Popspoken: Talk to me about your aesthetic – trippy cover art and mainly going anonymous with your band member names online.
JL: The band isn’t entirely anonymous, but we rather not have us as indivduals, be the focus. We like to have the listeners associate our music with whatever images/emotions that it invokes.
R: We not only go anonymous with our names online, our faces were even blurred out with formal photoshoots. That’s because those are not important, those are also not the things to be focused on. Glassmouth is about the music and our art on stage.
L: I feel like Glassmouth is its own entity.
C: I designed it to make other people’s eyes hurt the longer they stare at it.
PS: Do you think the general impression of a typical musician in Singapore is accurate?
JL: There are many great bands and musicians in Singapore, but not enough platforms to showcase them and even lesser platforms to bring these musicians/bands together.
L: There’re tons of amazing bands, but sadly almost all of them treat it as a part-time hobby. I believe that with this current period that we’re in now, there are quite a number of avenues for funding or social platforms to release your music on for bands to actually pursue it properly and to at least hope to be self-sustainable if they’re able to market themselves right.

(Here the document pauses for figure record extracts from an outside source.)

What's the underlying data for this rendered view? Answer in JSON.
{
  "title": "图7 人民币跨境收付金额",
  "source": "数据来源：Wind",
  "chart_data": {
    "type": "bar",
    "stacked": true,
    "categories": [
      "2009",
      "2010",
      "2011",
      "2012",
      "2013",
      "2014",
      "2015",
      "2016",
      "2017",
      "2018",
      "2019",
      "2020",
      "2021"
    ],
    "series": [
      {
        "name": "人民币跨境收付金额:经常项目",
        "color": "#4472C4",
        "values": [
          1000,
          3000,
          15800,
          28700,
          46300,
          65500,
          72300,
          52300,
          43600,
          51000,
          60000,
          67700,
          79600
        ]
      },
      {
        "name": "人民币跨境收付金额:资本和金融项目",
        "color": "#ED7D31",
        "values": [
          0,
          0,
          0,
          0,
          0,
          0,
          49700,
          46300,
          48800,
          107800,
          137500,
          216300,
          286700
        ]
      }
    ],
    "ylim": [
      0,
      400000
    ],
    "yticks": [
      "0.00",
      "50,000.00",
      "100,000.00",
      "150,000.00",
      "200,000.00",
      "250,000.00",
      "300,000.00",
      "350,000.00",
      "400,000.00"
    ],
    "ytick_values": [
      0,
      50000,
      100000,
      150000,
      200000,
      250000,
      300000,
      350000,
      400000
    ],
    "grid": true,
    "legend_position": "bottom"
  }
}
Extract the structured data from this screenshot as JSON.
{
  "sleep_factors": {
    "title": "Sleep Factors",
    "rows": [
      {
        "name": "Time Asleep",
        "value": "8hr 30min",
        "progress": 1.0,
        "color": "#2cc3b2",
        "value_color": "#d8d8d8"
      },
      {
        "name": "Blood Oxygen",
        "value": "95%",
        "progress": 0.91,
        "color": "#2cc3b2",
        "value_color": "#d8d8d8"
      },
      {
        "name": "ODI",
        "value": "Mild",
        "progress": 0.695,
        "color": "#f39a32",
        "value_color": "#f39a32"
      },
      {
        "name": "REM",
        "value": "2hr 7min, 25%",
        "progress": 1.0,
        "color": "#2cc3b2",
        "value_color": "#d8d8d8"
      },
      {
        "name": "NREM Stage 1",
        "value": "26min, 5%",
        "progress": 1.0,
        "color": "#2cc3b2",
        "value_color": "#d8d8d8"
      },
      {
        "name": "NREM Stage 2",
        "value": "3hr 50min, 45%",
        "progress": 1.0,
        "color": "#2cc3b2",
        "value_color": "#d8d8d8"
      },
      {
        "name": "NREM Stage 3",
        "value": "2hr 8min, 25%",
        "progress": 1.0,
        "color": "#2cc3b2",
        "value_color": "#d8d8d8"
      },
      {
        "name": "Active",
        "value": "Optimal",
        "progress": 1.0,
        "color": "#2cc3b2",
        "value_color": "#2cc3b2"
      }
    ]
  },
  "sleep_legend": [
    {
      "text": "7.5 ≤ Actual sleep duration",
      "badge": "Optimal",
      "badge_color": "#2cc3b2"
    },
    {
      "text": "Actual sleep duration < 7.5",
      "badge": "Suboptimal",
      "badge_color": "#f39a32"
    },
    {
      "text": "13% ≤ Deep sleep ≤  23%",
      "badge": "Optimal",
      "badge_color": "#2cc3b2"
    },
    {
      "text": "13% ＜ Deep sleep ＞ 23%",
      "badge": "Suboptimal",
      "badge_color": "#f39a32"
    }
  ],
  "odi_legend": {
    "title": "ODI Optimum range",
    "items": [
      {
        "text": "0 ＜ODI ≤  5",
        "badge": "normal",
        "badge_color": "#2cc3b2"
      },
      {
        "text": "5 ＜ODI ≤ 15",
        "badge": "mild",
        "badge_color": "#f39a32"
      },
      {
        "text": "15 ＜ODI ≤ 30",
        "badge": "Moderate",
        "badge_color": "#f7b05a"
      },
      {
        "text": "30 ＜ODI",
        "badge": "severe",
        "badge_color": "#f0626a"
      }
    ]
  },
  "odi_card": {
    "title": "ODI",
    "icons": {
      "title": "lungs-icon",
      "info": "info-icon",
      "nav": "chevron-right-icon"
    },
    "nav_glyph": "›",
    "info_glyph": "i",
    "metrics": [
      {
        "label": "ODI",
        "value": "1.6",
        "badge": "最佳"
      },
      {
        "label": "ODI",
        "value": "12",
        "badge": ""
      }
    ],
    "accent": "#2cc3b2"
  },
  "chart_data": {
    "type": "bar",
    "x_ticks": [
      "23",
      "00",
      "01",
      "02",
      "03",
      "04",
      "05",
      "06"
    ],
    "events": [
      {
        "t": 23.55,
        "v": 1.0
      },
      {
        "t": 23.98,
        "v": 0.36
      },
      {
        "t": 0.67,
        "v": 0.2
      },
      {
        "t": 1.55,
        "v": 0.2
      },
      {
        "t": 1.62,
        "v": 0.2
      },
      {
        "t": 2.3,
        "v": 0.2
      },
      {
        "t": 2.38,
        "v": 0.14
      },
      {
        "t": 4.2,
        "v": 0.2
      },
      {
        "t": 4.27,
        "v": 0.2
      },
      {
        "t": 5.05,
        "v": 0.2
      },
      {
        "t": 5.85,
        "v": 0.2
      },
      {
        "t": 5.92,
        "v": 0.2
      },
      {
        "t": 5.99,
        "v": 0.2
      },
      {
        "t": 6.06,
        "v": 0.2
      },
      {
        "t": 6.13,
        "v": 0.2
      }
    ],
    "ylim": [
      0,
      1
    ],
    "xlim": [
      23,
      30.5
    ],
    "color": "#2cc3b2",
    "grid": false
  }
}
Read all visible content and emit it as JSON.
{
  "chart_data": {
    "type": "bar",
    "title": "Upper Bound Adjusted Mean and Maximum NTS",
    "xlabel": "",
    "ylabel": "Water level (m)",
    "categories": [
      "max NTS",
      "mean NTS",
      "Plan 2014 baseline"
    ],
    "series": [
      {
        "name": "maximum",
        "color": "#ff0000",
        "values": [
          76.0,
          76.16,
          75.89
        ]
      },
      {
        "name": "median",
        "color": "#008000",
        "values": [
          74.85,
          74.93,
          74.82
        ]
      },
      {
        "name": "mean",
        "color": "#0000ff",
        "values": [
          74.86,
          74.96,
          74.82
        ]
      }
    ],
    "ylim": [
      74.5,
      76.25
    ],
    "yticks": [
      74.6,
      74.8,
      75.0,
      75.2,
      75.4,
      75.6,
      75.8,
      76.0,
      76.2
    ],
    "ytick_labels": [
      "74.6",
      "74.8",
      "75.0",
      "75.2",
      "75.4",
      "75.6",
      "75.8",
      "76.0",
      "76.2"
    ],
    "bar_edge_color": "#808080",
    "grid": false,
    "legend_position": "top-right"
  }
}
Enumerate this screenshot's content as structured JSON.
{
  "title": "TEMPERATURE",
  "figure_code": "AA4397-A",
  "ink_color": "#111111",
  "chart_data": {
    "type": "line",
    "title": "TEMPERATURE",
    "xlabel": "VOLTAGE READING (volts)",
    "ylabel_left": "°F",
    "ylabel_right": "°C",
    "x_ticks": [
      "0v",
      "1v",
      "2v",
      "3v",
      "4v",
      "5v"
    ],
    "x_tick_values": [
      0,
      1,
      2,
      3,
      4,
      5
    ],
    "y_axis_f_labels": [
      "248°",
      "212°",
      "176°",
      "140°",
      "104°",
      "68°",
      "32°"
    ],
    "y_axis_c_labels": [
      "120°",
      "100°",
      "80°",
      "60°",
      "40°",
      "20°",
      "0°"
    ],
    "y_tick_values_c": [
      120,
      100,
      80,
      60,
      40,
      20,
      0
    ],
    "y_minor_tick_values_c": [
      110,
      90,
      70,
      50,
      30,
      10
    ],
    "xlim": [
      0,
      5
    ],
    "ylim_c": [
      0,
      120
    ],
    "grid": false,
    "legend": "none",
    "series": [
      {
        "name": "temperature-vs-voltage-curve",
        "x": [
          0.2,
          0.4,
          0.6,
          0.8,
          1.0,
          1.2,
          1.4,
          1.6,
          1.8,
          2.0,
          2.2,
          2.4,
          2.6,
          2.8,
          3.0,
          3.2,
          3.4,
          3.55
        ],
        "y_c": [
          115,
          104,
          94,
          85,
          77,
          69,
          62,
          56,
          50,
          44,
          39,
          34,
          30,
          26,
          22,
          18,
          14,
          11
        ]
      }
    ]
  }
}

PS: How do you write your music – from lyrics to riffs.
JL: We think of a cool riffs and figure out the arrangement. Lyrics are not written with the riffs in mind and are inspired by various subjects.
R: I will usually create the melody of the screaming, after JL and C completes the instrumentals. I will keep recording down all the humming into different small parts on my iPhone and after I realised I ran out of ideas, I’ll scale down to those that best suited the song. I use Audacity to cut and combine all the different parts into a complete song and that will be the final version to be on repeat to fill in the words.
C: I get angry at life and then proceed to bombard the keyboard brutally with my fingers, complaining about how the Starbucks employee got my order wrong. I use random number generators for the tempo and bar count. No actual musical skill involved.
PS: Share with us what makes a great live music performance, by your standards.
JL: Bands that let the music take over and taking the stage with pure emotion.
R: Play at your 110% on stage, not just the playing and the tightness. How you present yourself on stage, what mood or feel you are creating, how you going to let the audiences leave with their jaw wide open.
Performance is not just about the right notes you strum or the right timing you hit on the snare but is like a theatrical play for the audience to be amazed by both audibly and visually.
L: When you just do your thing and be totally engulfed in the art that you are presenting sincerely to the people watching, be it just one person in the audience or a concert hall of 10,000.
C: A broken equipment by the end of the show and the crowd reluctantly clapping while looking confused.
PS: Does Baybeats help push underground music to the mainstream public for you?
JL: It definitely does. There are many music enthusiasts that attend Baybeats but aren’t aware of smaller shows. Baybeats opens up this avenue for bands to reach this audience.
R: We have seen heavy bands that played Baybeats before, who got more noticed and new followers and listeners. So as our music is even more niche than the usual metal or hadcore bands, hopefully the public will experience a different or fresh sound. Hopefully it will make them think: “Hey! This band is not bad!”
Glassmouth will be playing at this year’s Baybeats Festival that is happening from 17 to 19 August 2018!
They will be on for 19th August 2018, 7pm at the Powerhouse.